The NetcdfDataset object contains instances of VariableDS. They are like
a wrapper for the Variable objects found in the NetcdfFile object. There
is a method to ask a VariableDS for the list of coordinate systems
associated with it.
exactly
If we interpret things correctly , when a NetcdfDataset object is built
from a NetcdfFile object, the NetcdfDataset object is responsible for
figuring out the coordinate system information from attributes in the
NetcdfFile, and composing a VariableDS from the coordinate system
information and each Variable. In theory, by implementing our own
CoordSysBuilder class and registering it, we should be able to add
coordinate system information to each VariableDS individually.
yes, or as i mentioned use an existing Convention and CoordSysBuilder.
A question then is : do applications like the web coverage server and
OPeNDAP server get their coordinate information from VariableDS objects
or from the NetcdfDataset object?
OPenDAP is (more or less) at the same level as NetcdfFile, and so just
faithfully transmits Variables, Attributes, and Dimensions across the wire. The
coordinate systems then are added by clients (like CDM) that understand the
convention. We are expecting that DAP4, the future opendap protocol, will add
Groups.
WCS, OTOH, works at the coordinate system level, and so uses the GridDatatype, which is specialized for "coverage" data, and gets its coordinates systems from NetcdfDataset. The clent makes requests in coordinate space, and we know how to translate that into index space. Currently we can send back either geoTiff or netcdf/CF files. There are some limittions- the grid spacing must be uniform in WCS 1.0. We expect to move to WCS 1.1 later this year, which removes that limitation. We havent implemented reprojection/resampling, and im not sure that we will.
If it is from the NetcdfDataset
object, then the strategy of grouping all the grids in a database into a
single NetcdfDataset, as outline above, won't work, and we'd be obliged
to use a THREDDS server. Is this correct?

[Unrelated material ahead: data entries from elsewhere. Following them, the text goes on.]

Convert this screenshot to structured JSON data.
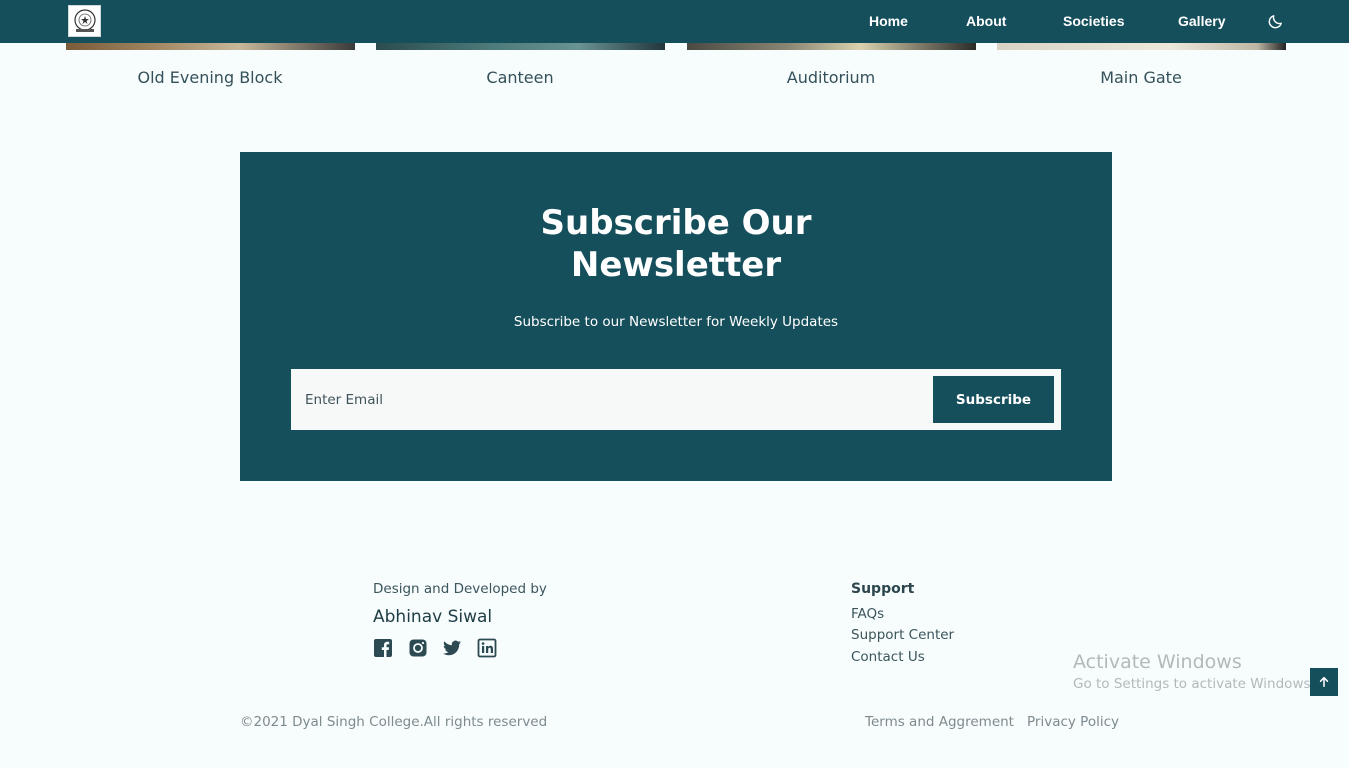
{
  "nav": {
    "items": [
      {
        "label": "Home"
      },
      {
        "label": "About"
      },
      {
        "label": "Societies"
      },
      {
        "label": "Gallery"
      }
    ],
    "theme_icon": "moon-icon"
  },
  "gallery": {
    "captions": [
      "Old Evening Block",
      "Canteen",
      "Auditorium",
      "Main Gate"
    ]
  },
  "newsletter": {
    "title_line1": "Subscribe Our",
    "title_line2": "Newsletter",
    "subtitle": "Subscribe to our Newsletter for Weekly Updates",
    "email_placeholder": "Enter Email",
    "button_label": "Subscribe"
  },
  "footer": {
    "credit_label": "Design and Developed by",
    "author": "Abhinav Siwal",
    "social_icons": [
      "facebook-icon",
      "instagram-icon",
      "twitter-icon",
      "linkedin-icon"
    ],
    "support": {
      "title": "Support",
      "links": [
        "FAQs",
        "Support Center",
        "Contact Us"
      ]
    },
    "copyright": "©2021 Dyal Singh College.All rights reserved",
    "legal": [
      "Terms and Aggrement",
      "Privacy Policy"
    ]
  },
  "windows_watermark": {
    "title": "Activate Windows",
    "subtitle": "Go to Settings to activate Windows."
  },
  "colors": {
    "primary": "#164f5c",
    "background": "#f7fcfd"
  }
}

It would likely be a mistake to put a lot of disparate data into the same
NetcdfDataset. Better to find the right granularity, which is typically
homogenous data that shares the same discovery metadata. So I would not use
the Group mechanism to break the data into granules, better to make seperate
datasets. Its possible that such an idiom will develop with Netcdf-4, but
better to get something working that stays within existing practice, then
decide if you want to forge ahead. Let me emphasize that its really important
to find the right dataset granularity.
This means you want to use THREDDS catalogs to publish the dataset URLs and
associated metadata, and possibly use TDS to serve your data. Once you had an
IOSP or equivilent for your data, the main work is to develop the catalogs.
These can be pretty minimal, but automatically populating catalogs with
high-quality metadata is a huge win in the long run.
I think that would be a powerful value-added product, but of course i dont know
what your customers really want. As Ted mentioned, its a good time to help
influence TDS strategy, and it appears to me that your small company with
extensive scientific experience would be a good fit with Unidata.
John